I wrote a takeout about that struggle in 2008, but kept thinking back to the issues and the people. This year, I made two return reporting trips, which formed much of the basis of the Toxic Town series.

2. What surprised you as you did your research?

Many things were surprising, but perhaps none more than the fact that the town had been polluted with a cancer-causing chemical – but no one told the residents. Not the state, not the county, not industry. When I asked the state of Florida why, an official explained that there were no regulations on the books requiring notification. That later changed – through a bill inspired by Tallevast’s plight – but it had come too late for the residents of this historic black hamlet.

Another surprising thing was how I kept seeing parallels to the environmental struggle in Louisiana. There, after a decade confronting Shell Oil, the Diamond residents scored a historic, long-sought relocation from big industry; Diamond homes stood just 25 feet from the fenceline of a Shell Chemical Plant. Tallevast residents have also sought relocation, but Lockheed Martin has, to date, refused – just as Shell initially refused relocation requests in Norco. As in Louisiana, the people of Tallevast have turned to the courts in a bid for justice. And, as in Louisiana, there is palpable concern about the community’s health and its connection to industry. Lockheed Martin, which owned the shuttered beryllium plant at the time of the leak’s discovery, said it has capped the pollution.
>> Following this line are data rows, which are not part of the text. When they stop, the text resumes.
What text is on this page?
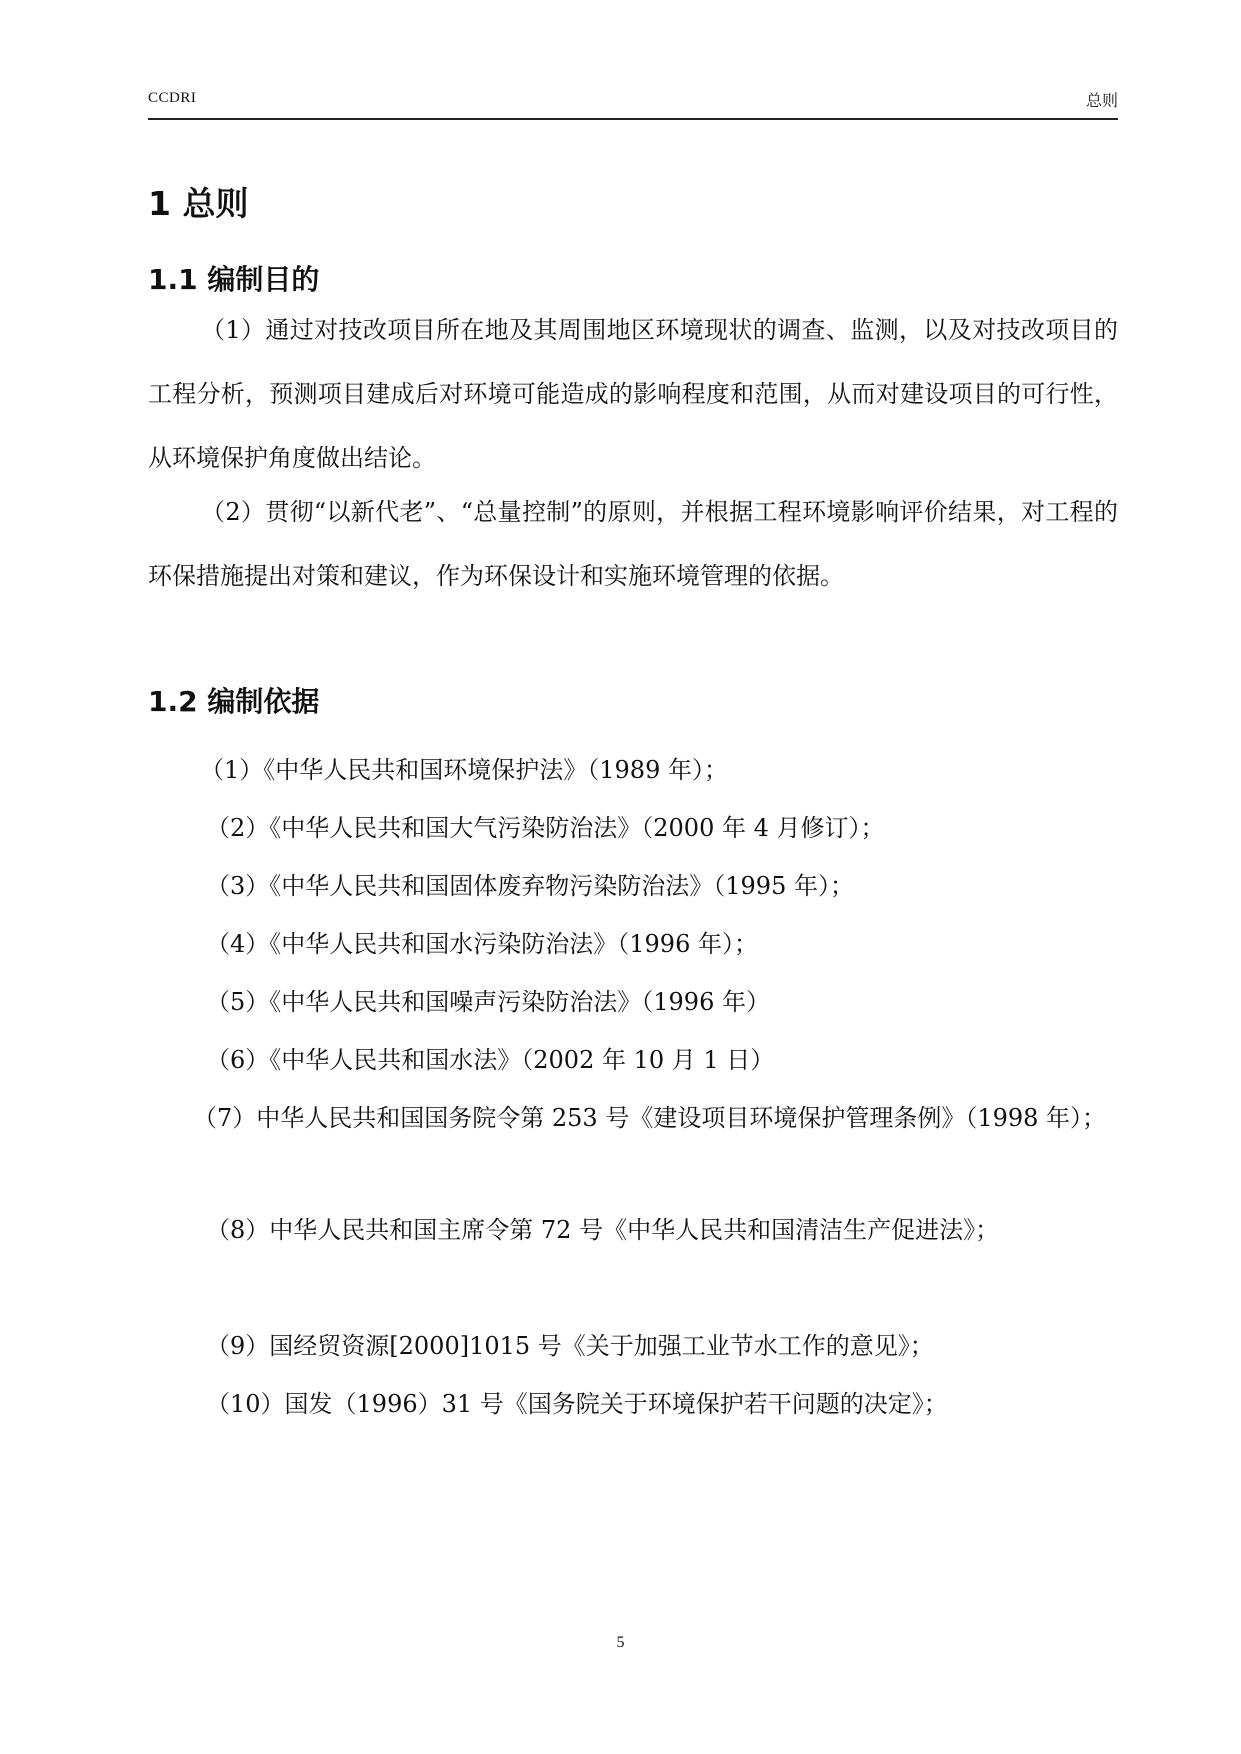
CCDRI	总则
1 总则
1.1 编制目的

（1）通过对技改项目所在地及其周围地区环境现状的调查、监测，以及对技改项目的工程分析，预测项目建成后对环境可能造成的影响程度和范围，从而对建设项目的可行性，从环境保护角度做出结论。

（2）贯彻“以新代老”、“总量控制”的原则，并根据工程环境影响评价结果，对工程的环保措施提出对策和建议，作为环保设计和实施环境管理的依据。

1.2 编制依据

（1）《中华人民共和国环境保护法》（1989 年）；

（2）《中华人民共和国大气污染防治法》（2000 年 4 月修订）；

（3）《中华人民共和国固体废弃物污染防治法》（1995 年）；

（4）《中华人民共和国水污染防治法》（1996 年）；

（5）《中华人民共和国噪声污染防治法》（1996 年）

（6）《中华人民共和国水法》（2002 年 10 月 1 日）

（7）中华人民共和国国务院令第 253 号《建设项目环境保护管理条例》（1998 年）；

（8）中华人民共和国主席令第 72 号《中华人民共和国清洁生产促进法》；

（9）国经贸资源[2000]1015 号《关于加强工业节水工作的意见》；

（10）国发（1996）31 号《国务院关于环境保护若干问题的决定》；

5
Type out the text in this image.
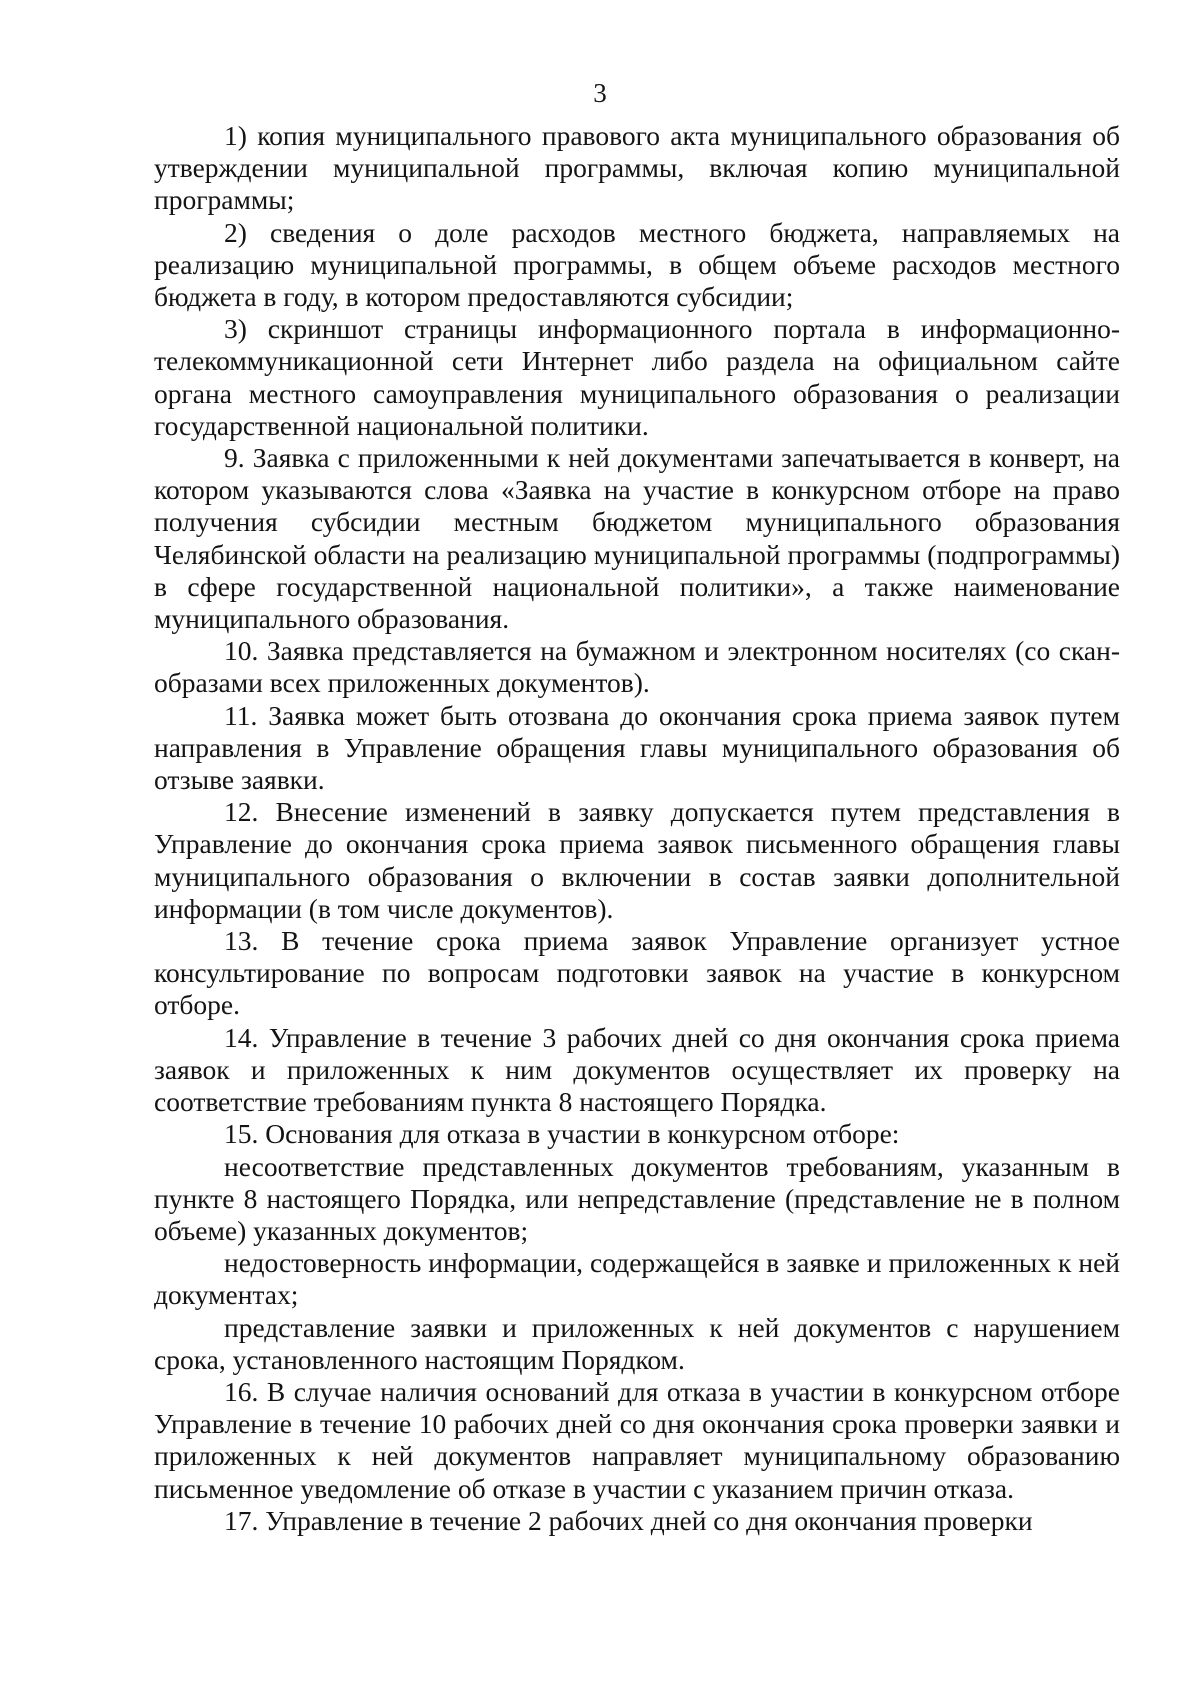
3

1) копия муниципального правового акта муниципального образования об утверждении муниципальной программы, включая копию муниципальной программы;

2) сведения о доле расходов местного бюджета, направляемых на реализацию муниципальной программы, в общем объеме расходов местного бюджета в году, в котором предоставляются субсидии;

3) скриншот страницы информационного портала в информационно-телекоммуникационной сети Интернет либо раздела на официальном сайте органа местного самоуправления муниципального образования о реализации государственной национальной политики.

9. Заявка с приложенными к ней документами запечатывается в конверт, на котором указываются слова «Заявка на участие в конкурсном отборе на право получения субсидии местным бюджетом муниципального образования Челябинской области на реализацию муниципальной программы (подпрограммы) в сфере государственной национальной политики», а также наименование муниципального образования.

10. Заявка представляется на бумажном и электронном носителях (со скан-образами всех приложенных документов).

11. Заявка может быть отозвана до окончания срока приема заявок путем направления в Управление обращения главы муниципального образования об отзыве заявки.

12. Внесение изменений в заявку допускается путем представления в Управление до окончания срока приема заявок письменного обращения главы муниципального образования о включении в состав заявки дополнительной информации (в том числе документов).

13. В течение срока приема заявок Управление организует устное консультирование по вопросам подготовки заявок на участие в конкурсном отборе.

14. Управление в течение 3 рабочих дней со дня окончания срока приема заявок и приложенных к ним документов осуществляет их проверку на соответствие требованиям пункта 8 настоящего Порядка.

15. Основания для отказа в участии в конкурсном отборе:

несоответствие представленных документов требованиям, указанным в пункте 8 настоящего Порядка, или непредставление (представление не в полном объеме) указанных документов;

недостоверность информации, содержащейся в заявке и приложенных к ней документах;

представление заявки и приложенных к ней документов с нарушением срока, установленного настоящим Порядком.

16. В случае наличия оснований для отказа в участии в конкурсном отборе Управление в течение 10 рабочих дней со дня окончания срока проверки заявки и приложенных к ней документов направляет муниципальному образованию письменное уведомление об отказе в участии с указанием причин отказа.

17. Управление в течение 2 рабочих дней со дня окончания проверки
But mostly, the lessons from Tallevast are told through the residents and their quest to preserve the legacy of their blue-collar town. Nearly everyone in town is related to someone else; the family trees stretch back generations. Though the town is blanketed by this underground plume, and residents are seeking relocation, many are heartbroken by the prospect of one day leaving Tallevast. When they do, the family trees will no longer sprout.

3. What has the response been since you published it?

From the start, I’ve felt this was an important story to tell, hearing from all sides in the divide – community, government, industry. The response from readers has supported that view.

On another front, Lockheed Martin and the residents this month announced a settlement, in principle, to a major contamination lawsuit that was to go to trial in October. The settlement terms are confidential, and neither side is talking. But this is a significant step, the first time the residents and the Fortune 500 company have come to terms on a major issue dividing them. What this means for other issues – several lawsuits remain pending, as does the community’s relocation request – remains to play out.